Ficar doente para poder existir?
A exclusão social é tema de debate onde múltiplas perspectivas são defendidas. A falta de um consenso contribui por banalizar a condição, ocultando suas especificidades reais, dificultando o surgimento e implementação de iniciativas que visem sanar essas condições, ações essas que muitas vezes são efetivadas de modo limitado e lento, presas a burocracias e interesses políticos questionáveis.
Partindo do fato de que o homem é um ser social, ele produz ideais, tem desejos, assimila sistemas de valores e de normas que o impulsionam a querer alcançar projetos que serão sempre atuantes, tanto a nível grupal quanto individual. Sartre considera que o ser humano é livre por possuir liberdade de consciência, por isso, o projeto está sempre atuante na perspectiva da transcendência como forma de reafirmar essa transcendência, direcionando constantemente o homem para o futuro.
A perspectiva de projeto está implícita em todo o trabalho de civilização, não há como escapar a ele, afirma Sartre. Muitos especialistas o vêm como um “sintoma da normalidade” e fornecem elementos teóricos sobre os quais se pode apoiar para propor uma articulação entre as perspectivas psicanalítica e existencialista. Não se pode viver de um modo “normal” sem se fazer projetos, e para isso é necessário negar a morte, pois por ser imprevisível e certa, o homem precisa assegurar uma satisfação que pode ser conquistada através do alcance dos seus ideais de vida. O projeto é o elemento de ligação entre o presente, passado e futuro, elaborado pela negação, igualmente trabalhado em nível individual, coletivo, institucional e civilizador.
Muitas sociedades modernas têm no Estado o organismo principal de criação e de regulação de mecanismos que visam a integração social e ele faz com que a participação concreta dos indivíduos na sociedade se realize e seja, fundamentalmente, reconhecida através do trabalho e da proteção social. Mas essa realidade é praticamente negada aos sujeitos que pertencem a meios sociais desfavorecidos e que permanecem à margem das grandes dimensões institucionais (educação, saúde, trabalho), e que se beneficiam minimamente das mesmas, numa posição social frágil podendo facilmente perder o lugar que ocupam no interior dessas dimensões. Essa condição gera nos excluídos, a formação da inutilidade subjetiva, do não reconhecimento da potencialidade do sujeito para participar da vida coletiva e integrar-se aos valores sociais considerados positivos.
Essa condição de menos valia acaba por gerar o surgimento de outro problema, o sofrimento social que é proporcional à tentativa ou desejo de se obter o reconhecimento institucional através da doença. Essa realidade gera o deslizamento do sofrimento social para o individual denunciando que as categorias institucionais ignoram formas de mal-estar que não sejam etiquetadas como doença.
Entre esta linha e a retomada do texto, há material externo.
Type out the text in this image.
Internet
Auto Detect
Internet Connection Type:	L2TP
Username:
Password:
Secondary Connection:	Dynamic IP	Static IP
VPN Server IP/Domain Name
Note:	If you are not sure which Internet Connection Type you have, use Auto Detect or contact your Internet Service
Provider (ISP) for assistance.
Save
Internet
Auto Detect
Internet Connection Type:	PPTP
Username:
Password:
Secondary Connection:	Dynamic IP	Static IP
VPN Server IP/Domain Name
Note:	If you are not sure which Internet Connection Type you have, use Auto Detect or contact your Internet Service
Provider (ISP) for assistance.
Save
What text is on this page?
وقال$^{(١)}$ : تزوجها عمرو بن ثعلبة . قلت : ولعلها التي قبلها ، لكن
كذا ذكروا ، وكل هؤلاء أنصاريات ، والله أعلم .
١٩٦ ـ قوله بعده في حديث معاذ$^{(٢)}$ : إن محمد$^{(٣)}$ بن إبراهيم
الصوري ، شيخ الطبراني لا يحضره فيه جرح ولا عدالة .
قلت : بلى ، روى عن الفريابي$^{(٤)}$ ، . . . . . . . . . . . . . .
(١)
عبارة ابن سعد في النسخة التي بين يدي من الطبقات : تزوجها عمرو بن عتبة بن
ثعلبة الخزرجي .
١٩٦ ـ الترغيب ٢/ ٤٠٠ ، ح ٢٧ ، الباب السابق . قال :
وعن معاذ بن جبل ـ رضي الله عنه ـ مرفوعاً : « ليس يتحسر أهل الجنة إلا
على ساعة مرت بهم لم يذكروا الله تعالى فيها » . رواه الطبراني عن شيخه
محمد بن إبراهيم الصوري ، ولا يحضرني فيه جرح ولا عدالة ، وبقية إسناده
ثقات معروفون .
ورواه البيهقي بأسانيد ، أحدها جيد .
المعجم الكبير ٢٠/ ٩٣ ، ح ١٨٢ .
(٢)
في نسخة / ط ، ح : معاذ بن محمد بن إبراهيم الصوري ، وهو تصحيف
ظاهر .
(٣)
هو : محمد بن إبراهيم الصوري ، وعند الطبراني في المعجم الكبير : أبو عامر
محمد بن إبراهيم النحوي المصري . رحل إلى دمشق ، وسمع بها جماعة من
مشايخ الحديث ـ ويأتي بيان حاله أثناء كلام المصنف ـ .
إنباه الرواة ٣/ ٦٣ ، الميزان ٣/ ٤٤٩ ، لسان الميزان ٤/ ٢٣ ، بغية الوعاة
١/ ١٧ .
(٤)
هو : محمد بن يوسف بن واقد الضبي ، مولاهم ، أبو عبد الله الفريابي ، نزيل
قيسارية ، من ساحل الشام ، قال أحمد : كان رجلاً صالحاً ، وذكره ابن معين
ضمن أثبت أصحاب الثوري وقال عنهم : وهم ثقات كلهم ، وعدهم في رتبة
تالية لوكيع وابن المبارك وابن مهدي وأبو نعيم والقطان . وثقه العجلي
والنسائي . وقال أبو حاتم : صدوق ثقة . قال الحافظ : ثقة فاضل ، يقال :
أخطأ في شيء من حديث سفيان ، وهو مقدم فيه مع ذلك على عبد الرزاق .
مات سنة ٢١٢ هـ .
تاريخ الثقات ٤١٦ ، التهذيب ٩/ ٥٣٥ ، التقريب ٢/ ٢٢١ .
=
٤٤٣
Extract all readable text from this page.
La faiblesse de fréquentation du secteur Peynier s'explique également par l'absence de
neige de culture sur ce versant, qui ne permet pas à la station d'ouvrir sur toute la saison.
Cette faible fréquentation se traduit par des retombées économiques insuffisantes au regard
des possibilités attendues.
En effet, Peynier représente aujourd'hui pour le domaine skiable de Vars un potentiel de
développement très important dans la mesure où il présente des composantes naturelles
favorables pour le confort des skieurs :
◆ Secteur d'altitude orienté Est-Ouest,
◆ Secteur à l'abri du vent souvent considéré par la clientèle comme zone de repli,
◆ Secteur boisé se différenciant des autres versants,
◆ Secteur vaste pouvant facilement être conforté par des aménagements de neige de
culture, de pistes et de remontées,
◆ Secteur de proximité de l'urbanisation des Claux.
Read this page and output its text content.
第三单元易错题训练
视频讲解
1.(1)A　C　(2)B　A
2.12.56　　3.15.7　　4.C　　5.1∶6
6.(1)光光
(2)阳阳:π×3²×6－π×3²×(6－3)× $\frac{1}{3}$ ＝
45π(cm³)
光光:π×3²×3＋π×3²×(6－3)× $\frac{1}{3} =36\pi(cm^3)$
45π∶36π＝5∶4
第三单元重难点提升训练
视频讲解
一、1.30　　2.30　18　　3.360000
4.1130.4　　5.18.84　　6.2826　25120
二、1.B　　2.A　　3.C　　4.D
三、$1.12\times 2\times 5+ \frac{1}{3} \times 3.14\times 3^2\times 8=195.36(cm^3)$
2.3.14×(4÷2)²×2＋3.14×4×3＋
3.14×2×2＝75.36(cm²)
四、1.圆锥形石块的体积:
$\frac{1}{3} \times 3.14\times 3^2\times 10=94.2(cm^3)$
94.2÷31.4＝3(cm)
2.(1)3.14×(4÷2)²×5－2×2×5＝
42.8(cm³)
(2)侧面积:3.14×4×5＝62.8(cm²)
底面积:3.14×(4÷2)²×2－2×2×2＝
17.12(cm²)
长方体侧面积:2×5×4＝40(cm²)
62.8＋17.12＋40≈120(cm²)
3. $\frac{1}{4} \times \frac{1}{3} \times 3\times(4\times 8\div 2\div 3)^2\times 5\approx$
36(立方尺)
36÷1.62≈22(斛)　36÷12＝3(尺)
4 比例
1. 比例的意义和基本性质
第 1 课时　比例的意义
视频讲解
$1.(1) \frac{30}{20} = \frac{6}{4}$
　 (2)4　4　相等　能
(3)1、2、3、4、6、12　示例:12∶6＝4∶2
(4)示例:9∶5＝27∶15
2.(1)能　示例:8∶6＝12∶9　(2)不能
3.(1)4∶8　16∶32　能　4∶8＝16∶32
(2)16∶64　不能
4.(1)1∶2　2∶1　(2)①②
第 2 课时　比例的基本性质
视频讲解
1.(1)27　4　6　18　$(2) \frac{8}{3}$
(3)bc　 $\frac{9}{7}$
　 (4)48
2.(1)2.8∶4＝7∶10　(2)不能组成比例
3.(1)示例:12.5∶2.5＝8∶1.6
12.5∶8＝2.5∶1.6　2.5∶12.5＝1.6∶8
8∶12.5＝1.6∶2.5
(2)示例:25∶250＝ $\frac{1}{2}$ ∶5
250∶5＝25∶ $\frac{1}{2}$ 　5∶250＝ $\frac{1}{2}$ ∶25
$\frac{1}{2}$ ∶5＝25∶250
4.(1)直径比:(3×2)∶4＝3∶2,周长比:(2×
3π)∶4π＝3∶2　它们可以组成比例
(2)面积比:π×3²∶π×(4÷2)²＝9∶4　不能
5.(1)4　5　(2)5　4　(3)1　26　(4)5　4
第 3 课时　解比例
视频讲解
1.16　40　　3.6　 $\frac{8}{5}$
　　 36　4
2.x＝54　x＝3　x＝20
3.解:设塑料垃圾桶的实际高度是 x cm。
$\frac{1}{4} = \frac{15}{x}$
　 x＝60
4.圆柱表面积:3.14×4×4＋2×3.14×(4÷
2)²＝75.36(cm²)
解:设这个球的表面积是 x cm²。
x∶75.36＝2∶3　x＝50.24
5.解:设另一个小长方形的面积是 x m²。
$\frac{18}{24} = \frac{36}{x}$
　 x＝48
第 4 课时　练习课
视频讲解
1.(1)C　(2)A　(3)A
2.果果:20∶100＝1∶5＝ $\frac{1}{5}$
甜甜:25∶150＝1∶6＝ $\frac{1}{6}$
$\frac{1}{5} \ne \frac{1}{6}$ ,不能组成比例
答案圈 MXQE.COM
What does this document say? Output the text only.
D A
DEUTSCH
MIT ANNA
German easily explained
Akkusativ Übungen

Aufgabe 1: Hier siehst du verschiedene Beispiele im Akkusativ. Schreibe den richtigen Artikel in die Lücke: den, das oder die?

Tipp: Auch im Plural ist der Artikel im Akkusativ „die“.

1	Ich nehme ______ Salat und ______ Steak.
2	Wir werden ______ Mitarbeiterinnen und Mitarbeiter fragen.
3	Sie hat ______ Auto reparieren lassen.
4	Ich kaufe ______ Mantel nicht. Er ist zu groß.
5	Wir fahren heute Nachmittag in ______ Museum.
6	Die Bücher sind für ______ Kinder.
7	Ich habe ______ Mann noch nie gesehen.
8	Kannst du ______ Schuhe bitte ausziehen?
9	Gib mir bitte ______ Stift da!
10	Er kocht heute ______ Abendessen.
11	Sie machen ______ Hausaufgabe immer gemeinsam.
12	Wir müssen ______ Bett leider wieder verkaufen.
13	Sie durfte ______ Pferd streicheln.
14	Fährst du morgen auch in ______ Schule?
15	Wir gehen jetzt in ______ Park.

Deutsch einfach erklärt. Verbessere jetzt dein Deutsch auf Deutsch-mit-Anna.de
Daí, a exclusão exercida tanto pelos mecanismos oficiais quanto pela própria sociedade civil contra esses indivíduos, na prática da rotulação, na indiferença, na marginalização, no asco.
Dessa maneira, os indivíduos encontram no corpo doente um modo de ter a cidadania reconhecida ao preço de experimentarem um grande sofrimento moral que lhes rouba a dignidade e a autoconfiança. Ao mesmo tempo em que a doença física encontra o reconhecimento institucional, mascara as angústias do sofrimento de origem social onde, provisoriamente, o foco sai do sofrimento gerado na esfera social para o indivíduo doente.
Enquanto o sistema protege minimamente a sobrevida desses indivíduos, ignora explicitamente a necessidade de se criar meios eficazes de prevenção desse flagelo, reforçando a participação institucional do sujeito somente a partir de sua doença, da sua disfunção biológica.
Num mundo onde se almeja tanto a paz, estamos muito longe de alcança-la, uma vez que, de acordo com a escala das necessidades básicas de Maslow, os indivíduos precisam inicialmente de se alimentar, gozar de saúde física, psíquica, moral e emocional que as tornem aptas a atingirem um nível mais elaborado de consciência. Nível esse que lhes torne capazes de assimilar conceitos mais elevados sobre sua própria existência e seu papel no mundo.
Para tanto, concluo, temos ainda muito trabalho a fazer e ele só pode começar a nível individual pautado no genuíno desejo de se auto aprimorar. Precisamos profundamente da consciência e da cooperação de todos aqueles que já estejam predispostos e que, por um privilégio da vida, não precisam ficar doentes para serem reconhecidos como pessoas cidadãs merecedoras do seu lugar ao sol.